「ミュージカルというよりは」イン・ザ・ハイツ tkryさんの映画レビュー(感想・評価)
ミュージカルというよりは
オペラみたいな感じですかね。
平場のシーンではなく、歌でお話が進行していくイメージ。
終始鳴り止まない音楽に、陽気な男性陣、美しい女性陣、美味しそうな食事…まさに大画面で観てこその映画でしょう。
お話も、ディズニー・ピクサー映画のように「当初の目的を達成した先に、本当のゴールがやってくる」という起承転結の二重掛け方式で、よく出来ていると思いました。
ただ、私にとっては若干テンポが悪いように感じました。
普通の映画ならば、せいぜい90分くらいで済ませるささやかな話なのに、大抵のシーンがメロディーに乗せて、節をつけて歌うわけですから、長尺になるのも当然かな、と。

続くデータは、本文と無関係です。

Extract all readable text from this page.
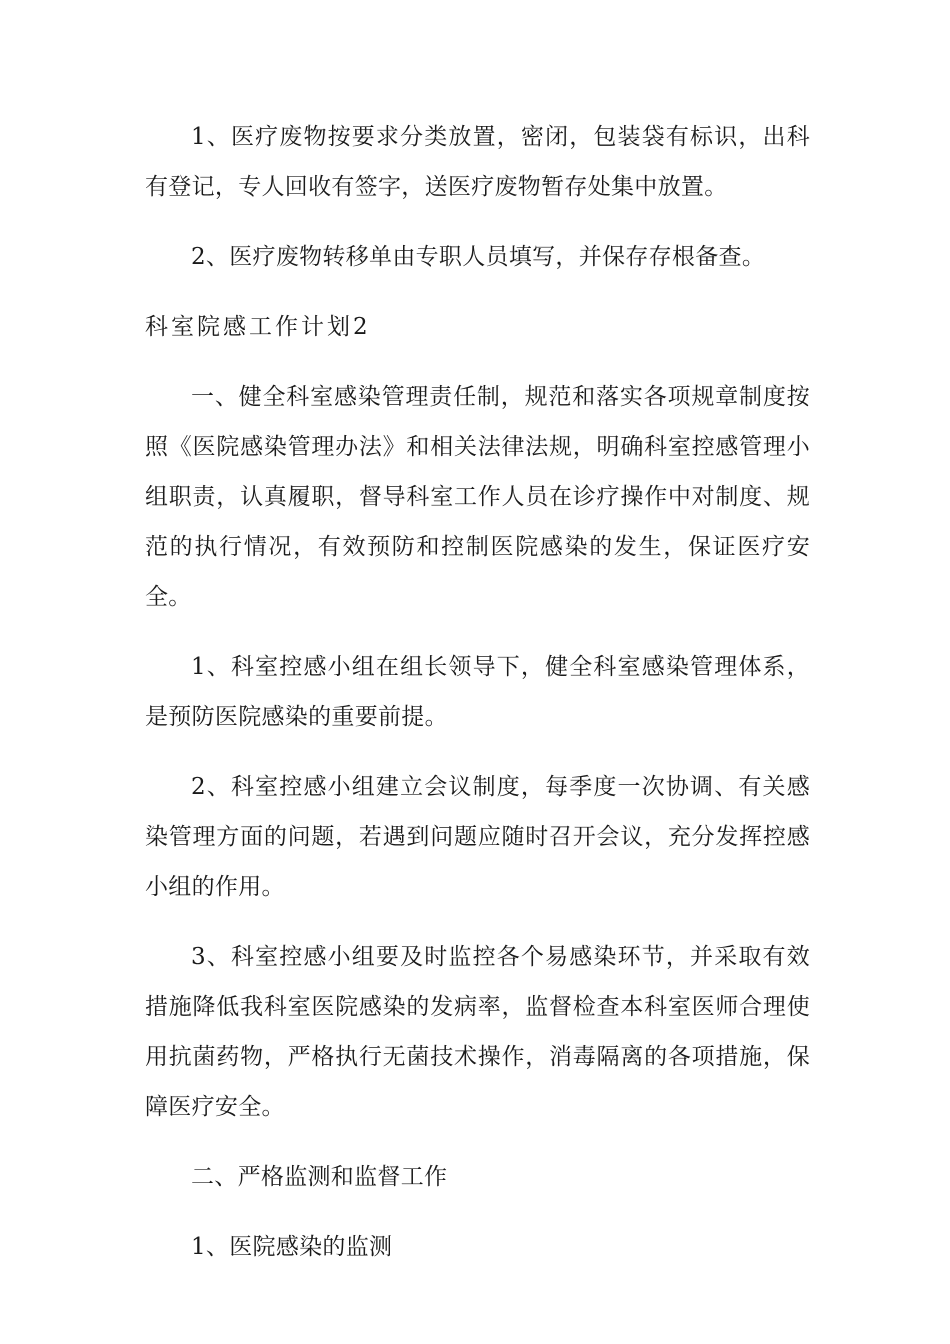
1、医疗废物按要求分类放置，密闭，包装袋有标识，出科有登记，专人回收有签字，送医疗废物暂存处集中放置。

2、医疗废物转移单由专职人员填写，并保存存根备查。

科室院感工作计划2

一、健全科室感染管理责任制，规范和落实各项规章制度按照《医院感染管理办法》和相关法律法规，明确科室控感管理小组职责，认真履职，督导科室工作人员在诊疗操作中对制度、规范的执行情况，有效预防和控制医院感染的发生，保证医疗安全。

1、科室控感小组在组长领导下，健全科室感染管理体系，是预防医院感染的重要前提。

2、科室控感小组建立会议制度，每季度一次协调、有关感染管理方面的问题，若遇到问题应随时召开会议，充分发挥控感小组的作用。

3、科室控感小组要及时监控各个易感染环节，并采取有效措施降低我科室医院感染的发病率，监督检查本科室医师合理使用抗菌药物，严格执行无菌技术操作，消毒隔离的各项措施，保障医疗安全。

二、严格监测和监督工作

1、医院感染的监测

また、通常のミュージカル映画と違い、エモーションが盛り上がっての歌唱シーン突入ではなく、基本どのシーンもすべからく歌で進行させる縛りを入れた結果、メリハリが弱く感じ、途中で飽きがきてしまいました。
曲自体も私にとっては、あまり印象に残らないものに感じ、OPナンバーを除いてサントラなどで聞き返す気にはならないかな。
ここは完全に好みの問題です。
テンポで言えば、終盤が特に鈍重に感じました。
よく出来た映画だと、終盤ギアを上げて畳みかけをすることが多いと思うのです。
しかし、この作品は主要キャラそれぞれの旅立ちを、良く言えば丁寧に描いてくれるのですが、裏を返すと終盤こそが極端にテンポが緩くなってしまっているのです。
曲の好みは人それぞれですが、キャストもお話も悪くないので、テンポをチューニングし直せばもっと締まりのある印象になったかな、と。
もしかしたら傑作になり得るポテンシャルはあったと思うので惜しい印象でしたね。